La familia en Filadelfia

La familia católica es la solución.

De camino a Filadelfia, Houston nos recibe como primer puerto de entrada. Miles esperan en filas serpeantes sin dirigirse la palabra. Gentes de todo el mundo van avanzando hacia los  puestos de control con ritmo cansino. Los altavoces colgados del techo dan la bienvenida a los pasajeros en diversos idiomas, una palabra para cada idioma, acaso dos, con un sonido eléctrico, frío. 

Las horas pasan y el tiempo del próximo vuelo se acaba. Salgo de la fila y localizo por fin una supervisora. "---Voy a perder el avión porque al paso que vamos no me  alcanza el tiempo", le digo. Responde: "---No es mi problema. Vuelva va la fila. Hable con la aerolínea, cuando acabe el trámite".


Alegar, en vano. De las cuarenta cabinas de recepción sólo cuatro daban servicio. Por supuesto, perdimos el vuelo. El último control lo atendía un señor risueño. Le dije lo del vuelo. "---No se preocupe", comentó. "---Peor sería tener cáncer", apostilló con una sonrisilla. "---Escriban a su congresista para que amplíen el presupuesto y así abrirán más puestos de atención al público". 

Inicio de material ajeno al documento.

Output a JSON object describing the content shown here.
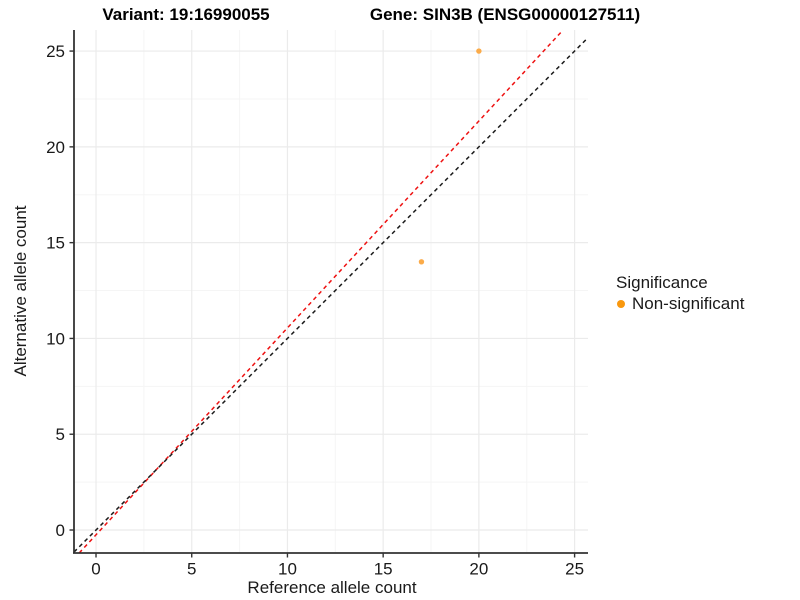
{
  "titles": {
    "variant": "Variant: 19:16990055",
    "gene": "Gene: SIN3B (ENSG00000127511)"
  },
  "legend": {
    "title": "Significance",
    "items": [
      {
        "label": "Non-significant",
        "color": "#F9980E"
      }
    ],
    "position": "right"
  },
  "chart_data": {
    "type": "scatter",
    "title": "Variant: 19:16990055    Gene: SIN3B (ENSG00000127511)",
    "xlabel": "Reference allele count",
    "ylabel": "Alternative allele count",
    "xlim": [
      -1.15,
      25.7
    ],
    "ylim": [
      -1.2,
      26.1
    ],
    "x_ticks": [
      0,
      5,
      10,
      15,
      20,
      25
    ],
    "y_ticks": [
      0,
      5,
      10,
      15,
      20,
      25
    ],
    "minor_step": 2.5,
    "grid": true,
    "series": [
      {
        "name": "Non-significant",
        "points": [
          {
            "x": 17,
            "y": 14
          },
          {
            "x": 20,
            "y": 25
          }
        ],
        "color": "#FBAB49"
      }
    ],
    "lines": [
      {
        "name": "fit-line",
        "slope": 1.08,
        "intercept": -0.25,
        "color": "#EE1111",
        "dashed": true
      },
      {
        "name": "identity-line",
        "slope": 1.0,
        "intercept": 0,
        "color": "#1a1a1a",
        "dashed": true
      }
    ],
    "style": {
      "axis_color": "#333333",
      "tick_label_color": "#1a1a1a",
      "grid_major_color": "#ebebeb",
      "grid_minor_color": "#f5f5f5"
    }
  }
}
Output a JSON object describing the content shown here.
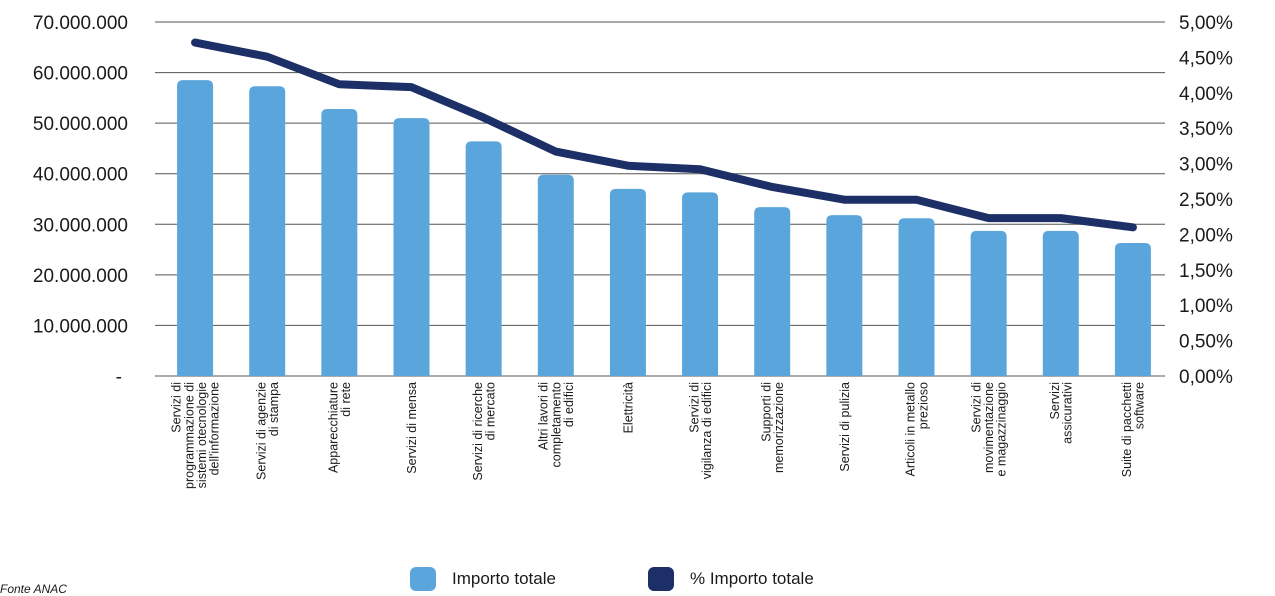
{
  "chart_data": {
    "type": "bar",
    "categories": [
      [
        "Servizi di",
        "programmazione di",
        "sistemi otecnologie",
        "dell'informazione"
      ],
      [
        "Servizi di agenzie",
        "di stampa"
      ],
      [
        "Apparecchiature",
        "di rete"
      ],
      [
        "Servizi di mensa"
      ],
      [
        "Servizi di ricerche",
        "di mercato"
      ],
      [
        "Altri lavori di",
        "completamento",
        "di edifici"
      ],
      [
        "Elettricità"
      ],
      [
        "Servizi di",
        "vigilanza di edifici"
      ],
      [
        "Supporti di",
        "memorizzazione"
      ],
      [
        "Servizi di pulizia"
      ],
      [
        "Articoli in metallo",
        "prezioso"
      ],
      [
        "Servizi di",
        "movimentazione",
        "e magazzinaggio"
      ],
      [
        "Servizi",
        "assicurativi"
      ],
      [
        "Suite di pacchetti",
        "software"
      ]
    ],
    "series": [
      {
        "name": "Importo totale",
        "kind": "bar",
        "axis": "left",
        "color": "#5aa6dc",
        "values": [
          58500000,
          57300000,
          52800000,
          51000000,
          46400000,
          39800000,
          37000000,
          36300000,
          33400000,
          31800000,
          31200000,
          28700000,
          28700000,
          26300000
        ]
      },
      {
        "name": "% Importo totale",
        "kind": "line",
        "axis": "right",
        "color": "#1c2f66",
        "values": [
          4.71,
          4.51,
          4.12,
          4.08,
          3.65,
          3.17,
          2.97,
          2.92,
          2.67,
          2.49,
          2.49,
          2.23,
          2.23,
          2.1
        ]
      }
    ],
    "y_left": {
      "min": 0,
      "max": 70000000,
      "ticks": [
        0,
        10000000,
        20000000,
        30000000,
        40000000,
        50000000,
        60000000,
        70000000
      ],
      "tick_labels": [
        "-",
        "10.000.000",
        "20.000.000",
        "30.000.000",
        "40.000.000",
        "50.000.000",
        "60.000.000",
        "70.000.000"
      ]
    },
    "y_right": {
      "min": 0,
      "max": 5,
      "ticks": [
        0,
        0.5,
        1,
        1.5,
        2,
        2.5,
        3,
        3.5,
        4,
        4.5,
        5
      ],
      "tick_labels": [
        "0,00%",
        "0,50%",
        "1,00%",
        "1,50%",
        "2,00%",
        "2,50%",
        "3,00%",
        "3,50%",
        "4,00%",
        "4,50%",
        "5,00%"
      ]
    },
    "grid": true,
    "legend_position": "bottom-center"
  },
  "legend": {
    "bar_label": "Importo totale",
    "line_label": "% Importo totale"
  },
  "source": "Fonte ANAC"
}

Una vez llegados a Filadelfia, había que inscribirse en el World Meeting of Familes a la mañana siguiente. Miles de personas llenaban la totalidad del Salón de Congresos de la ciudad. Había filas y desorden. Todos querían ayudar. La alegría contagiaba. Los venidos de Nigeria, al llegar, con vestimenta típica, recibieron un recital de aplausos. Los niños corrían por doquier. Laicos de todas partes, frailes, curas y monjas llenaban una extensión de proporciones parecidas a las del aeropuerto. Todos hablaban con todos, la sonrisa en cada rostro animaba a responder de igual manera.

La diferencia de este lugar, risueño, con el aeropuerto de Houston, sombrío y triste, es  la familia católica que de verdad vive sus valores. El problema no es la familia, sino si podemos seguir viviendo sin ella.